Right now, the hospital has a provisional exemption. Before it is fully exempt, the unit must pass a final survey the patient safety inspection by the Kansas Department of Health and Environment.
"They'll come back and do a walk-through and make sure we've addressed all the safety issues that they require, and then we'll be up and running and we'll have full exemption," she says.
Although LMH had originally planned to have the unit ready by Jan. 1, construction delays have pushed that date back to Feb. 15.
Peterson says, "We promised the state we would have all the facility issues addressed by Feb. 15, and I think we're running a little ahead of that schedule."
One of those changes includes extra locks. The unit must be locked to prevent the patients from wandering off.
LMH is working with Universal Health Services to ensure all the proper guidelines are followed. UHS also will provide leadership in setting up the gero-psych program, a separate entity within the mental health facility.
"We will be able to serve both populations," Peterson says.

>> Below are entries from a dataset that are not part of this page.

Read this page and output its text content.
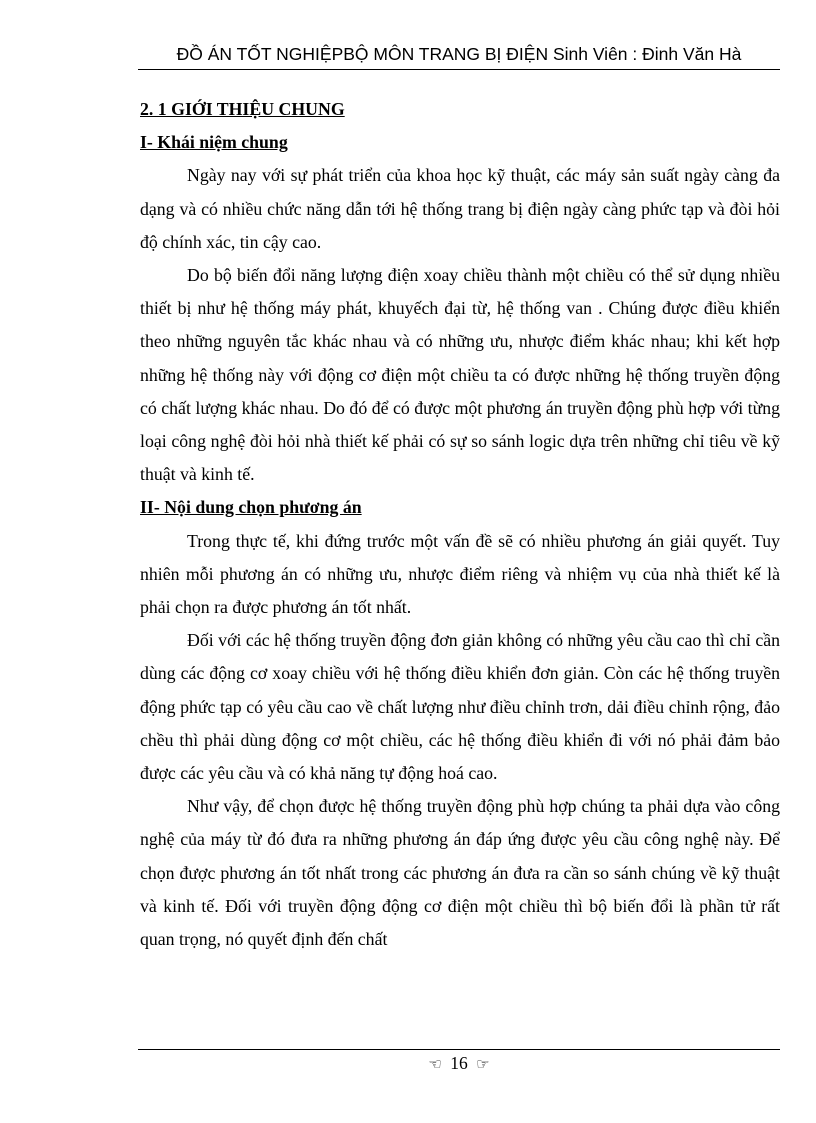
ĐỒ ÁN TỐT NGHIỆPBỘ MÔN TRANG BỊ ĐIỆN Sinh Viên : Đinh Văn Hà

2. 1 GIỚI THIỆU CHUNG

I- Khái niệm chung

Ngày nay với sự phát triển của khoa học kỹ thuật, các máy sản suất ngày càng đa dạng và có nhiều chức năng dẫn tới hệ thống trang bị điện ngày càng phức tạp và đòi hỏi độ chính xác, tin cậy cao.

Do bộ biến đổi năng lượng điện xoay chiều thành một chiều có thể sử dụng nhiều thiết bị như hệ thống máy phát, khuyếch đại từ, hệ thống van . Chúng được điều khiển theo những nguyên tắc khác nhau và có những ưu, nhược điểm khác nhau; khi kết hợp những hệ thống này với động cơ điện một chiều ta có được những hệ thống truyền động có chất lượng khác nhau. Do đó để có được một phương án truyền động phù hợp với từng loại công nghệ đòi hỏi nhà thiết kế phải có sự so sánh logic dựa trên những chỉ tiêu về kỹ thuật và kinh tế.

II- Nội dung chọn phương án

Trong thực tế, khi đứng trước một vấn đề sẽ có nhiều phương án giải quyết. Tuy nhiên mỗi phương án có những ưu, nhược điểm riêng và nhiệm vụ của nhà thiết kế là phải chọn ra được phương án tốt nhất.

Đối với các hệ thống truyền động đơn giản không có những yêu cầu cao thì chỉ cần dùng các động cơ xoay chiều với hệ thống điều khiển đơn giản. Còn các hệ thống truyền động phức tạp có yêu cầu cao về chất lượng như điều chỉnh trơn, dải điều chỉnh rộng, đảo chều thì phải dùng động cơ một chiều, các hệ thống điều khiển đi với nó phải đảm bảo được các yêu cầu và có khả năng tự động hoá cao.

Như vậy, để chọn được hệ thống truyền động phù hợp chúng ta phải dựa vào công nghệ của máy từ đó đưa ra những phương án đáp ứng được yêu cầu công nghệ này. Để chọn được phương án tốt nhất trong các phương án đưa ra cần so sánh chúng về kỹ thuật và kinh tế. Đối với truyền động động cơ điện một chiều thì bộ biến đổi là phần tử rất quan trọng, nó quyết định đến chất

☜ 16 ☞
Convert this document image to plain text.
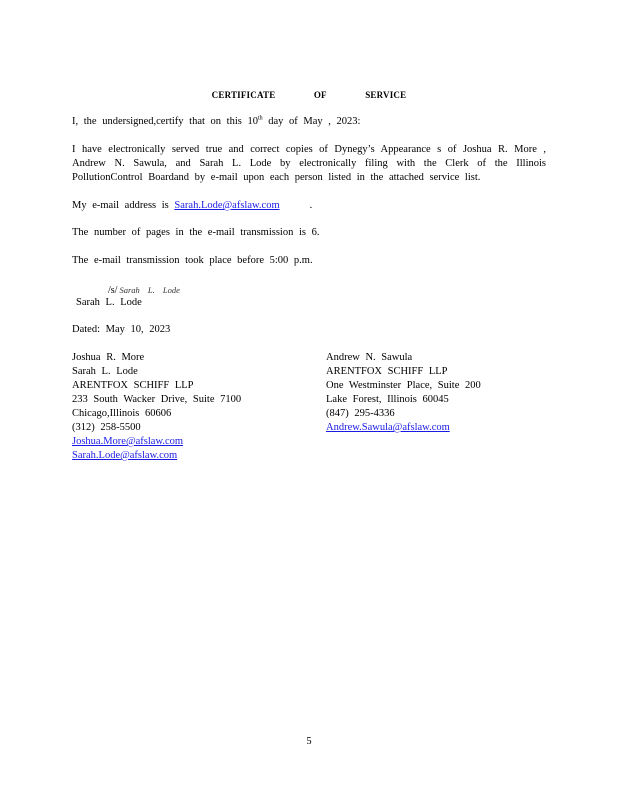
CERTIFICATE	OF	SERVICE
I, the undersigned,certify that on this 10th day of May , 2023:
I have electronically served true and correct copies of Dynegy’s Appearance s of Joshua R. More , Andrew N. Sawula, and Sarah L. Lode by electronically filing with the Clerk of the Illinois PollutionControl Boardand by e-mail upon each person listed in the attached service list.
My e-mail address is Sarah.Lode@afslaw.com	.
The number of pages in the e-mail transmission is 6.
The e-mail transmission took place before 5:00 p.m.
/s/ Sarah L. Lode
Sarah L. Lode
Dated: May 10, 2023
Joshua R. More
Sarah L. Lode
ARENTFOX SCHIFF LLP
233 South Wacker Drive, Suite 7100
Chicago,Illinois 60606
(312) 258-5500
Joshua.More@afslaw.com
Sarah.Lode@afslaw.com
Andrew N. Sawula
ARENTFOX SCHIFF LLP
One Westminster Place, Suite 200
Lake Forest, Illinois 60045
(847) 295-4336
Andrew.Sawula@afslaw.com
5
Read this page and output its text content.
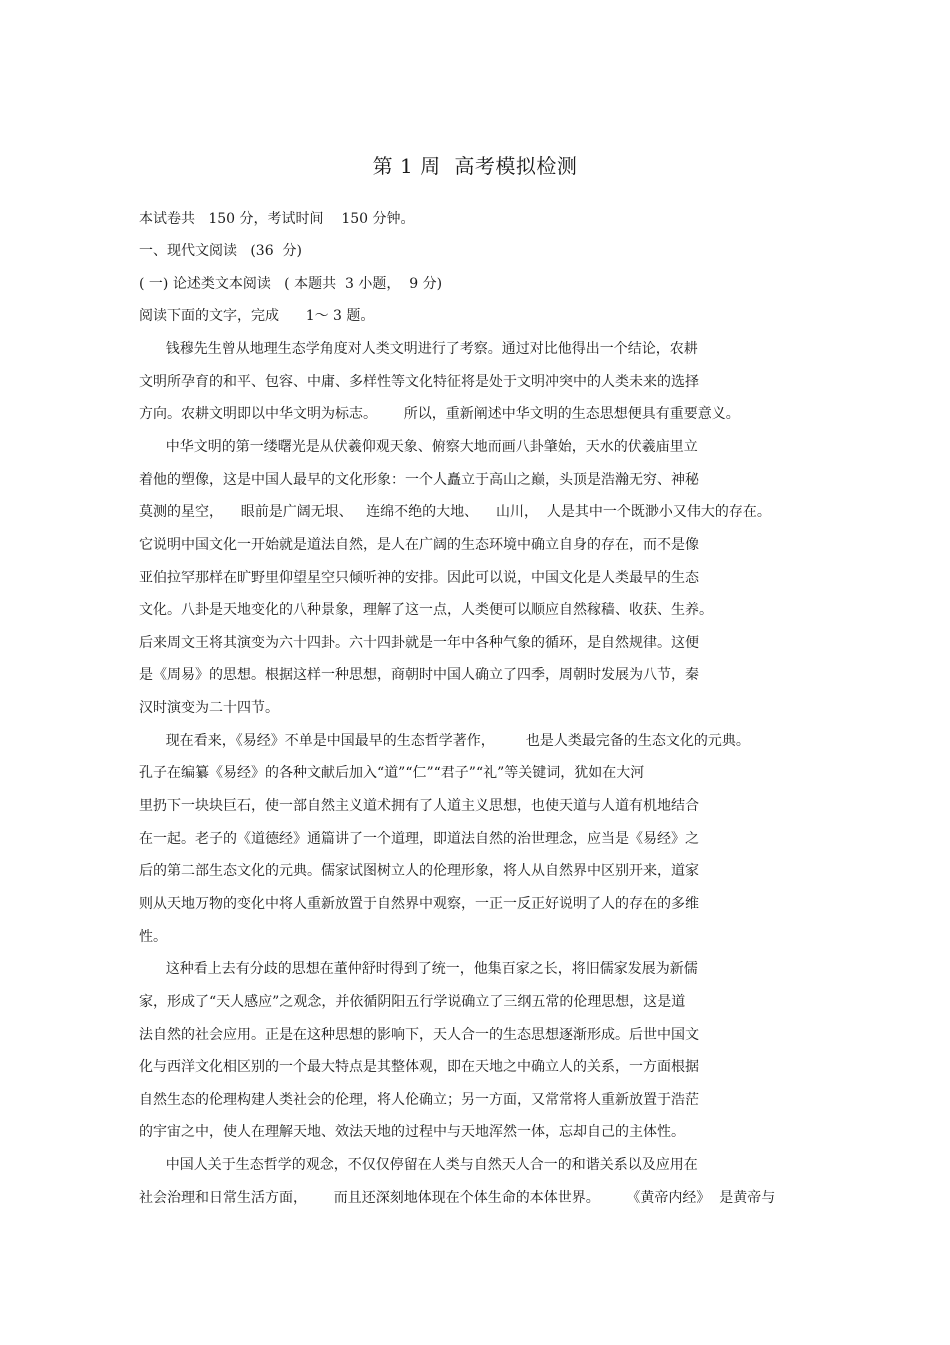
第 1 周  高考模拟检测
本试卷共   150 分，考试时间    150 分钟。
一、现代文阅读   (36  分)
( 一) 论述类文本阅读   ( 本题共  3 小题，  9 分)
阅读下面的文字，完成      1～ 3 题。
钱穆先生曾从地理生态学角度对人类文明进行了考察。通过对比他得出一个结论，农耕
文明所孕育的和平、包容、中庸、多样性等文化特征将是处于文明冲突中的人类未来的选择
方向。农耕文明即以中华文明为标志。      所以，重新阐述中华文明的生态思想便具有重要意义。
中华文明的第一缕曙光是从伏羲仰观天象、俯察大地而画八卦肇始，天水的伏羲庙里立
着他的塑像，这是中国人最早的文化形象：一个人矗立于高山之巅，头顶是浩瀚无穷、神秘
莫测的星空，    眼前是广阔无垠、   连绵不绝的大地、    山川，  人是其中一个既渺小又伟大的存在。
它说明中国文化一开始就是道法自然，是人在广阔的生态环境中确立自身的存在，而不是像
亚伯拉罕那样在旷野里仰望星空只倾听神的安排。因此可以说，中国文化是人类最早的生态
文化。八卦是天地变化的八种景象，理解了这一点，人类便可以顺应自然稼穑、收获、生养。
后来周文王将其演变为六十四卦。六十四卦就是一年中各种气象的循环，是自然规律。这便
是《周易》的思想。根据这样一种思想，商朝时中国人确立了四季，周朝时发展为八节，秦
汉时演变为二十四节。
现在看来，《易经》不单是中国最早的生态哲学著作，       也是人类最完备的生态文化的元典。
孔子在编纂《易经》的各种文献后加入“道”“仁”“君子”“礼”等关键词，犹如在大河
里扔下一块块巨石，使一部自然主义道术拥有了人道主义思想，也使天道与人道有机地结合
在一起。老子的《道德经》通篇讲了一个道理，即道法自然的治世理念，应当是《易经》之
后的第二部生态文化的元典。儒家试图树立人的伦理形象，将人从自然界中区别开来，道家
则从天地万物的变化中将人重新放置于自然界中观察，一正一反正好说明了人的存在的多维
性。
这种看上去有分歧的思想在董仲舒时得到了统一，他集百家之长，将旧儒家发展为新儒
家，形成了“天人感应”之观念，并依循阴阳五行学说确立了三纲五常的伦理思想，这是道
法自然的社会应用。正是在这种思想的影响下，天人合一的生态思想逐渐形成。后世中国文
化与西洋文化相区别的一个最大特点是其整体观，即在天地之中确立人的关系，一方面根据
自然生态的伦理构建人类社会的伦理，将人伦确立；另一方面，又常常将人重新放置于浩茫
的宇宙之中，使人在理解天地、效法天地的过程中与天地浑然一体，忘却自己的主体性。
中国人关于生态哲学的观念，不仅仅停留在人类与自然天人合一的和谐关系以及应用在
社会治理和日常生活方面，      而且还深刻地体现在个体生命的本体世界。      《黄帝内经》  是黄帝与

In addition to aesthetic changes and state requirements, the hospital also must hire additional staff members for the unit, including a program manager, nurse manager and medical director.
"The medical director is a key piece for us, and that's going to be important because that's the physician who will provide the medical leadership for the unit," Peterson says.
Right now, board members are hiring for these positions and should have an announcement within the next two weeks. And within the next four weeks, Lawrence will have a mental health unit that's as good as new.
"We want people to feel that they can come to the mental health unit to get well and we want it to be a very warm and friendly environment," Peterson says.